Sure, if we follow Jesus, we will suffer, we will be granted the glory of the cross. But where’d you get that cross, mister? Did you bang that thing together with nails of bitterness and anger and muttering under your breath that it isn’t fair, it sucks to be you, no one understands me, my family is so cruel, and then did you climb on to that duck tape tree, hoping you could get some sympathy, some love, some glory, some attention for your victim status? Are you trying to trick the system, trying to manipulate others, trying to get that glory by drawing a charge in the fourth quarter, sprawling out on the court hoping the refs weren’t paying too close attention? Did you draw those dark eyeliner circles around your eyes because your sacrament is an image you saw in a magazine, in a music video? Do you really want to suffer for that? Do you really want to say that you are a god, a goddess?
Jesus is the only perfect victim, the only spotless lamb of God, and He suffered once for all. He suffered for you and for your pain. Surely He bore our grief and carried our sorrows. Jesus is God, and He suffered to bring us to God, to bring us to glory, to deliver us from all harm, all hurt, all pain. You don’t need to pretend. You don’t need to dress up. You don’t need to invent a cross for yourself. Rihanna has not found love in a hopeless place. She has only found darkness and shame. She has only found a mirror that exposes her empty soul. And Fun isn’t having any. You might be able to trick the cameras and microphones into a 3 minute lie, but you aren’t cool, it’s not awesome to be confused. You just wish you were Jesus, you wish you were a god.
But God made you for glory. God made this world for real, genuine, everlasting glory. God is the one who invented love and sex, food and drink, beauty and laughter. God invented all the most awesome things, and this good and loving God sent His Son to suffer for us to set us free, to make us run, to crown us with His glory.
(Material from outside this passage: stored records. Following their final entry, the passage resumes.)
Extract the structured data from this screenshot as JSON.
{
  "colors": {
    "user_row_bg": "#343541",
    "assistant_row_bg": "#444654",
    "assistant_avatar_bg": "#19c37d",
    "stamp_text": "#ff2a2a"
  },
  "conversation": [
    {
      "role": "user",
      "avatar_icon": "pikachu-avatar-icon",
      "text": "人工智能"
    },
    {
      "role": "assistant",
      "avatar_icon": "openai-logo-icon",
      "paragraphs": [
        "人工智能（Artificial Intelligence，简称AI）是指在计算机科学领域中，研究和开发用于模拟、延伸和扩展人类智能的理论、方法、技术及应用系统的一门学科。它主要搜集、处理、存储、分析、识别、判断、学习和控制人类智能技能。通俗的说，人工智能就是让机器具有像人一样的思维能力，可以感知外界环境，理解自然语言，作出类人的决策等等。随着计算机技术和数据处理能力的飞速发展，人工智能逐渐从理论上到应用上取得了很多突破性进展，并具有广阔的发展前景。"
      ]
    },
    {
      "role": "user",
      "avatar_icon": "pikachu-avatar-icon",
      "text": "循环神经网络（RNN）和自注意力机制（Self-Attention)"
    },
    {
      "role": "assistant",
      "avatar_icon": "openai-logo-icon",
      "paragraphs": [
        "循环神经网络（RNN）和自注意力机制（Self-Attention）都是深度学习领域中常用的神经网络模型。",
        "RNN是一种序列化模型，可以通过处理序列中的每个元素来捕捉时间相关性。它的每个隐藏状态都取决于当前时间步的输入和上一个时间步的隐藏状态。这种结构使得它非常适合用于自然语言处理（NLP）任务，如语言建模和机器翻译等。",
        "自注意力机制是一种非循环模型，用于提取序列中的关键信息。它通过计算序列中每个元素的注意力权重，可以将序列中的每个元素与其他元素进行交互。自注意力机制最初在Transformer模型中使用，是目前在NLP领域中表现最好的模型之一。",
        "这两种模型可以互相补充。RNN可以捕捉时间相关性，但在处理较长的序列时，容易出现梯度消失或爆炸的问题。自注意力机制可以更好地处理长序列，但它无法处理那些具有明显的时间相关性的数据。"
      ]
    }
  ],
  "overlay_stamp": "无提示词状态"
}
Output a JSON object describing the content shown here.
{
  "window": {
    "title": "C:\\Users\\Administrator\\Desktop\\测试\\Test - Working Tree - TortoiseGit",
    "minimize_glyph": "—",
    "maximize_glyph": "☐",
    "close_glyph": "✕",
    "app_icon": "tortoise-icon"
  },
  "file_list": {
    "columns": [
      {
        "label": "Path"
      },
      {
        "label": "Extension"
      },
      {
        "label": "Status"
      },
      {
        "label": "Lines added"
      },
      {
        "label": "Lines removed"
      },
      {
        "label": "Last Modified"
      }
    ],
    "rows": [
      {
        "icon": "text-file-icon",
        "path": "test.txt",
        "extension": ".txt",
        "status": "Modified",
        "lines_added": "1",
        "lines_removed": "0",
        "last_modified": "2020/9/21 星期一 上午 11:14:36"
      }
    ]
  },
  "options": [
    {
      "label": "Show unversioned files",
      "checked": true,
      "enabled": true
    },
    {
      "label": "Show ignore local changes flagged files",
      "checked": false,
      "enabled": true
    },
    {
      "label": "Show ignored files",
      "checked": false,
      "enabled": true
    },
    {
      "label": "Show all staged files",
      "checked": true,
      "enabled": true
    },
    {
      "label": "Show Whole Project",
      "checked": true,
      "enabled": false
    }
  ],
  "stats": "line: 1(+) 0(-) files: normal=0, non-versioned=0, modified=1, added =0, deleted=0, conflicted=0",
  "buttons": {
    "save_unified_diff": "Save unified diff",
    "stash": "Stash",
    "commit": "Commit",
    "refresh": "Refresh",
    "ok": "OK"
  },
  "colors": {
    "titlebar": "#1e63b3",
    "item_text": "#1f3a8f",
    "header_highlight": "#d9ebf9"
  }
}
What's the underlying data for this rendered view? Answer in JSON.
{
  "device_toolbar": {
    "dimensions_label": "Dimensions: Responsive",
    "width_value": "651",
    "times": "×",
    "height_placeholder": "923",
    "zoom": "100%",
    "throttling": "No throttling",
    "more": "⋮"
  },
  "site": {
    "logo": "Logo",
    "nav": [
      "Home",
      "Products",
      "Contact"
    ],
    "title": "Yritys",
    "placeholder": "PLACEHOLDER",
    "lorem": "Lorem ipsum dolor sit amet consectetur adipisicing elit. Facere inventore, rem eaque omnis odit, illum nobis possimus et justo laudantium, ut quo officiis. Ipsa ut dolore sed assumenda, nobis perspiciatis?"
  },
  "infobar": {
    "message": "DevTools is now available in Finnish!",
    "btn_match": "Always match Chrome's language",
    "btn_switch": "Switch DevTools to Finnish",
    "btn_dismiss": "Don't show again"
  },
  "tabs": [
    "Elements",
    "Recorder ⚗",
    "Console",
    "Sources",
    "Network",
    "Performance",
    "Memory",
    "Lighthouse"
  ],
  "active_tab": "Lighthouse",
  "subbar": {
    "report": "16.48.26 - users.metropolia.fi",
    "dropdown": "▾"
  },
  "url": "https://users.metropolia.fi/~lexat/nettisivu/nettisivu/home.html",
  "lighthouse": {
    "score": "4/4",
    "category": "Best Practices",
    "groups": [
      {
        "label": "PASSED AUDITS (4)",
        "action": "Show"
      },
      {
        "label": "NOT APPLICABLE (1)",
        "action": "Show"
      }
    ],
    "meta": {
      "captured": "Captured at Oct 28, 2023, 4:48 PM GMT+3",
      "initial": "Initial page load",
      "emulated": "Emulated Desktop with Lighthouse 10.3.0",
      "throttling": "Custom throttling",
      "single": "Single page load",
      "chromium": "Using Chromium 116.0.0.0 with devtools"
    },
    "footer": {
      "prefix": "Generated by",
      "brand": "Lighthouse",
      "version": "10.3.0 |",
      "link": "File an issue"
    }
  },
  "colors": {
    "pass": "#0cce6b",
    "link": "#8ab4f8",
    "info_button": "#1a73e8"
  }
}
There is a love to be found in every hopeless place, but it’s a love that doesn’t leave you there. It’s a Love that calls you home, that calls you out of the dark, that calls you by name.
elisabeth says
Thank you for a onderful post…It reminded me of the book all Gods Children in blue suede shoes….Thnaks for all your encouragig words..always centering on Christ…..
Christian says
Try fun.’s first album “Aim & Ignite.” Less boy band, although the lyrics are probably just as godless.
Kate says
Another of Fun’s songs (“One Foot”) is a little less innocuous:
“But I will die for my own sins, thanks a lot
We’ll rise up ourselves, thanks for nothing at all.”
Austin says
Fun is more analogous to Queen, both lyrically and musically, than anything contemporary. Hedonism twinged with sad introspection. Someone with the insight to see the end of the party lifestyle but wanting to hold on to it.